The retailer confirmed last month that it had received a preliminary approach from Qatar-based fund Delta Two.
But the UK's largest union, Unite, has said that its 20,000 members employed by Sainsbury's are against the proposed £10.3 billion debt-heavy bid.
Apparent opposition to the offer follows the rejection of a previous attempt by private equity firms to secure a takeover of the grocery chain last year.
In regard to the latest bid, Unite said the message from its members employed at the retailer's stores and distribution depots was to "leave Sainsbury's alone".
Brian Revell, Unite national organiser for food and agriculture, said there was "every fear" Delta Two would "act just like private equity".
Reports suggest Sainsbury's board share concerns that the proposed deal could leave the supermarket heavily indebted, with bosses said to be urging Delta Two to up the proportion of equity in its offer and reduce the amount it is planning to borrow from banks in order to finance the bid.

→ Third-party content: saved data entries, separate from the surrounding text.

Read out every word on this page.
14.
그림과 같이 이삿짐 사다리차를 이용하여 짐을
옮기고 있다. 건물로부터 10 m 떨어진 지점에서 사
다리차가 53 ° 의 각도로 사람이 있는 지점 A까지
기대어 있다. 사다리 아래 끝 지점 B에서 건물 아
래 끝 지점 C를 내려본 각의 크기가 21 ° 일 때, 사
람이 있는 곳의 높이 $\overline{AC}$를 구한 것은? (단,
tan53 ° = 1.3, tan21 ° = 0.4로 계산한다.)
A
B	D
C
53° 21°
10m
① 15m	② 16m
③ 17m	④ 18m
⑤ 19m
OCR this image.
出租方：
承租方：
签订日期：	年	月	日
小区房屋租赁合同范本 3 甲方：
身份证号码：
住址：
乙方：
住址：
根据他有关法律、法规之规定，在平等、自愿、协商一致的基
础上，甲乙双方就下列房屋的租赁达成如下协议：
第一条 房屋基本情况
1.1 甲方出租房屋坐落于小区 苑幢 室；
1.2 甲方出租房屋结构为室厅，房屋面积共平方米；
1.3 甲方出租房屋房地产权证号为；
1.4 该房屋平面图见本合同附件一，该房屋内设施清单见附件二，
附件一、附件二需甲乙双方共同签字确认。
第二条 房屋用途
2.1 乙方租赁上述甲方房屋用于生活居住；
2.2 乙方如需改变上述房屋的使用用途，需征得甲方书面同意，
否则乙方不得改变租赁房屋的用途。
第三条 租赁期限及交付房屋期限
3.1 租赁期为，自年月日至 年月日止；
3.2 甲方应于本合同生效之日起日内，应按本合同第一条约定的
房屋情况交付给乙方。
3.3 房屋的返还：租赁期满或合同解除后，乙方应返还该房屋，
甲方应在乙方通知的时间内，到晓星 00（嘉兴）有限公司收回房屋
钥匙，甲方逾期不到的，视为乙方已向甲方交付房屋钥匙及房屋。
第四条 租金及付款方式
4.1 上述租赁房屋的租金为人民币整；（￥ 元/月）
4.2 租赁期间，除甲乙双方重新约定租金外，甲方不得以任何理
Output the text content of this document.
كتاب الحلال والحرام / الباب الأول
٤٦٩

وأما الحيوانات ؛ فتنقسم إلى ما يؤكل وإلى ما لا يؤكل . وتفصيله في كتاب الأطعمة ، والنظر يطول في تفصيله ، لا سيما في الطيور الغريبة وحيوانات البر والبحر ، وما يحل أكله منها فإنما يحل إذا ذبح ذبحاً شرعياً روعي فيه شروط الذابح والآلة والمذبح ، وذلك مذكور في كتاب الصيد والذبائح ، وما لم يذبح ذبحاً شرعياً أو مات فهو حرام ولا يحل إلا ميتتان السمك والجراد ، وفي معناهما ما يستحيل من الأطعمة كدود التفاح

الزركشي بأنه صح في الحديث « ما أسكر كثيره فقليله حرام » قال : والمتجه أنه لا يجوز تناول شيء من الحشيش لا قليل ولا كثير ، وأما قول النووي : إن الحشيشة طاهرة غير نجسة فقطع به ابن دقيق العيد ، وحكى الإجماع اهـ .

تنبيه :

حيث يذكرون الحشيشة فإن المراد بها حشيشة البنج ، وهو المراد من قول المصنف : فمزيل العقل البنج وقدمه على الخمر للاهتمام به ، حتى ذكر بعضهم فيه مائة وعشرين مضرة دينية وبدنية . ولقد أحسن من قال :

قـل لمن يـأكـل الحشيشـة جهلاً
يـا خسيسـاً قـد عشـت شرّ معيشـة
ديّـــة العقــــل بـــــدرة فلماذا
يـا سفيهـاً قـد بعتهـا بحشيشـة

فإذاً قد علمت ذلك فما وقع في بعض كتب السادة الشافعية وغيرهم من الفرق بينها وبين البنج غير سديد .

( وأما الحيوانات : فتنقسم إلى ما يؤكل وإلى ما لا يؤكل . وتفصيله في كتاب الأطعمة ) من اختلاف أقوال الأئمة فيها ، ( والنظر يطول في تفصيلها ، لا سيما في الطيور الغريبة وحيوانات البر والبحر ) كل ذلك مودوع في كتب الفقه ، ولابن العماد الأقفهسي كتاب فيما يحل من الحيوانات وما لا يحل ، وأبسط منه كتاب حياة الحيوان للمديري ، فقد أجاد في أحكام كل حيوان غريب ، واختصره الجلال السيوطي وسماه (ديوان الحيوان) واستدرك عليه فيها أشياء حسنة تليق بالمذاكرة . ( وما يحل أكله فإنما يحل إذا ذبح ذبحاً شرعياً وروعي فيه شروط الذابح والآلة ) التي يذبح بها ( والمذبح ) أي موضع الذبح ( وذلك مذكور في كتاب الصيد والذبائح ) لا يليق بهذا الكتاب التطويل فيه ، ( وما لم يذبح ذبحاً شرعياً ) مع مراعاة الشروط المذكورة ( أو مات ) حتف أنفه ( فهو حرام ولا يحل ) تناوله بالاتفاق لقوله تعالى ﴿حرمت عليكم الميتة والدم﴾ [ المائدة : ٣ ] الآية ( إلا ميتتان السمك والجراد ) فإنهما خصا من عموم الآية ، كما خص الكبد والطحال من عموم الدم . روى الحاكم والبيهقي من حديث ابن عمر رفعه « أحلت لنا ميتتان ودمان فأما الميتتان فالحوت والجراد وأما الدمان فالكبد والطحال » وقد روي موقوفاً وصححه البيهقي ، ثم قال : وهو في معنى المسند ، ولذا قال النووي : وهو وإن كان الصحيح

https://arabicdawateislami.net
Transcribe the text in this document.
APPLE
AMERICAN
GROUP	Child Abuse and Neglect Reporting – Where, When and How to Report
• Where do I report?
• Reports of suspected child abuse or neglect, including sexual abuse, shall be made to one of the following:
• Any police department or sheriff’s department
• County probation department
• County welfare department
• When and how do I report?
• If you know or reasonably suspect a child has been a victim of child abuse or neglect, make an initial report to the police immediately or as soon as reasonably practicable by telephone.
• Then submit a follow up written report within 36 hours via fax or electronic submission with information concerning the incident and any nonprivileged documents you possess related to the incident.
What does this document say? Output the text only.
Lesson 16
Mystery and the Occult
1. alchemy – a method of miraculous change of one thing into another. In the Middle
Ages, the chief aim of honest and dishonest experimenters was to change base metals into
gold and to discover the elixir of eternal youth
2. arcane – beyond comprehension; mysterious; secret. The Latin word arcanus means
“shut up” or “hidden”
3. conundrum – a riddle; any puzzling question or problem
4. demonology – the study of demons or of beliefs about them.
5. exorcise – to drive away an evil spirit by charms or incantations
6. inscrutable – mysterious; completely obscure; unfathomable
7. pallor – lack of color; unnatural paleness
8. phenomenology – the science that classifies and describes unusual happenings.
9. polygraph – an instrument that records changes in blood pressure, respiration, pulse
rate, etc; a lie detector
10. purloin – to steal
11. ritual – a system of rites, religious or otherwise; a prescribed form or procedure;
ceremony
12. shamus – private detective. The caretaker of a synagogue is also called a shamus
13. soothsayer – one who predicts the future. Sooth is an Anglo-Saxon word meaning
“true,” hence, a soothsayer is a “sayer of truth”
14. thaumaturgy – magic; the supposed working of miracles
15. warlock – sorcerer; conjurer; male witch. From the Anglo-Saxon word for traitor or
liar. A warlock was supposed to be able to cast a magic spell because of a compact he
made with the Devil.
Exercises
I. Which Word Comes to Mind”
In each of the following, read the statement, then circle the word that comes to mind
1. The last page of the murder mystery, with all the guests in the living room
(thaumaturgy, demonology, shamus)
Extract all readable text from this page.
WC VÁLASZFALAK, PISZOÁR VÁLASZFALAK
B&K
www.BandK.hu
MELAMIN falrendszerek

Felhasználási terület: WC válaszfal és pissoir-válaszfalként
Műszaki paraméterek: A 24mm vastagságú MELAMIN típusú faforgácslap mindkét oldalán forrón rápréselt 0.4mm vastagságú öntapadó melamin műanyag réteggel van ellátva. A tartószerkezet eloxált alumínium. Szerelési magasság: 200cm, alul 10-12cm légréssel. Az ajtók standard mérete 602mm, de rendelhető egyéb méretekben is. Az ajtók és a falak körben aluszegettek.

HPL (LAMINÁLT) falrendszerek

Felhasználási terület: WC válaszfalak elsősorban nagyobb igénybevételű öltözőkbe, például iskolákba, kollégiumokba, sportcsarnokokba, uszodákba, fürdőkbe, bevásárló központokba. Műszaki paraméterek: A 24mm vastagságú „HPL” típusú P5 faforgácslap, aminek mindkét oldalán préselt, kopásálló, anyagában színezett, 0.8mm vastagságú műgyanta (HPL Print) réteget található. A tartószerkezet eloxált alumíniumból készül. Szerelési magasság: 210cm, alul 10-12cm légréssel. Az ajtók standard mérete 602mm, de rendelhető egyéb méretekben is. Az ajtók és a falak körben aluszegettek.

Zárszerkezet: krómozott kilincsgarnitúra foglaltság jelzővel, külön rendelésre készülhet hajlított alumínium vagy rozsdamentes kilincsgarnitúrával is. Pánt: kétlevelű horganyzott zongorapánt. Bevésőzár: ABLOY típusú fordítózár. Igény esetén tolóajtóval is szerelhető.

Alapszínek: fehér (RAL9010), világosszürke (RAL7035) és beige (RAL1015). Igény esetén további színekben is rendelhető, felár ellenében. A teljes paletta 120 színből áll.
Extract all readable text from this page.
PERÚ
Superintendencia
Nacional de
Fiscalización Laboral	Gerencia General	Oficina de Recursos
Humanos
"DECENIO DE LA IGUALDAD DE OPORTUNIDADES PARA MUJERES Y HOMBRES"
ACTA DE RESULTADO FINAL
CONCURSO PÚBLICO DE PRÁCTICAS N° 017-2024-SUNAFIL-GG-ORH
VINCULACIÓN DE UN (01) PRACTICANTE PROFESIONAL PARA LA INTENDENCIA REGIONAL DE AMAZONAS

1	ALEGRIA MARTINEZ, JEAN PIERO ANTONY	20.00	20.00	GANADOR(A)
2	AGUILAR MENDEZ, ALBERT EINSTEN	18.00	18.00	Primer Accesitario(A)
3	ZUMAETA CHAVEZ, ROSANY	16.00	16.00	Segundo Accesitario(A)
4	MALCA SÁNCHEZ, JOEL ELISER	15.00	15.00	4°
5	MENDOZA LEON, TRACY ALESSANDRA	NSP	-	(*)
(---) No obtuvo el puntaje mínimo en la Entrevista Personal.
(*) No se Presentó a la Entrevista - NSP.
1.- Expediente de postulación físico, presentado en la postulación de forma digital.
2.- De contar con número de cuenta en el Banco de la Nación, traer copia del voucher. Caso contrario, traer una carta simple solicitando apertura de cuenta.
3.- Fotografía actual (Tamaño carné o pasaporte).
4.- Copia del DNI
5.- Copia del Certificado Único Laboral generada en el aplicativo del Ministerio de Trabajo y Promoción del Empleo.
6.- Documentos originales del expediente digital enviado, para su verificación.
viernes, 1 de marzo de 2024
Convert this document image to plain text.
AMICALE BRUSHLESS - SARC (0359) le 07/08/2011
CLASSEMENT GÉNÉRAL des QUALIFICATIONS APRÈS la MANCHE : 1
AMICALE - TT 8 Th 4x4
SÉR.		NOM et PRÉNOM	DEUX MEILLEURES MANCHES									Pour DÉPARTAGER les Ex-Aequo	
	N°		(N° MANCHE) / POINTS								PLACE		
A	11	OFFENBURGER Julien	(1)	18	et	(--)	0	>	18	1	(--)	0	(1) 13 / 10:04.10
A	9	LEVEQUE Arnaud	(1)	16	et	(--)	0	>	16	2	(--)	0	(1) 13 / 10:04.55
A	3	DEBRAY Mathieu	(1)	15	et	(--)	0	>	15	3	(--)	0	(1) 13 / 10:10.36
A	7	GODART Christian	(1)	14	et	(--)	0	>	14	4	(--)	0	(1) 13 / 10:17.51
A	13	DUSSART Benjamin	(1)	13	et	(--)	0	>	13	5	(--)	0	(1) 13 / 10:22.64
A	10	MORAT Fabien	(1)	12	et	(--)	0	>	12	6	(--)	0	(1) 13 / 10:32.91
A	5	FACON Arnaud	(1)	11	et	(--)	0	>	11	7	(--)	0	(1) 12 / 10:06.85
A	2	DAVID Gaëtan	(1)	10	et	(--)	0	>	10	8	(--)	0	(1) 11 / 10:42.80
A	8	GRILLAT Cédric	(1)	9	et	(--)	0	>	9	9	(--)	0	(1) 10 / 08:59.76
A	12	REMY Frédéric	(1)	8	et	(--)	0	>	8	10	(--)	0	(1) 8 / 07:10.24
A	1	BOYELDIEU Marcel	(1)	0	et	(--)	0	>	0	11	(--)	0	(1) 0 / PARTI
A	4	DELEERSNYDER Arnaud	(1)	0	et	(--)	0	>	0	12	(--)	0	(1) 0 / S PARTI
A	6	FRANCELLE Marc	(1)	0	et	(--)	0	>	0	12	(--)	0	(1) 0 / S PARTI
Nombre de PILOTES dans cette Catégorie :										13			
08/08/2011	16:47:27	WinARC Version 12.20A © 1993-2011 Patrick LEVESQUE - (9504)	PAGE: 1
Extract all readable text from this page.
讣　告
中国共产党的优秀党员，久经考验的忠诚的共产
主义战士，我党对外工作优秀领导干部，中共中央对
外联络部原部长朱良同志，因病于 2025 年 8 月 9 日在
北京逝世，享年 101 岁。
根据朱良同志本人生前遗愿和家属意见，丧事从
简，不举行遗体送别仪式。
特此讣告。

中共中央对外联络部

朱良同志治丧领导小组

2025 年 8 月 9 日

With a large proportion of the current Delta Two offer said to be dependent on borrowed cash, analysts have expressed doubts that the proposed takeover will go ahead given the current volatility on the financial markets, which has reportedly forced banks that agreed to lend the cash to renegotiate their finance agreements.
Unite, wary of future job security should the deal be signed, have pledged to refer the takeover to the UK's Competition Commission if it goes ahead.
"By loading debt on to Sainsbury's, Delta Two will reduce the company tax paid so, in effect, the UK will be subsiding Qatar," said Mr Revell.
"How can that be justified in Britain's national interest? It surely cannot," he added.
A spokeswoman for Sainsbury's declined to comment.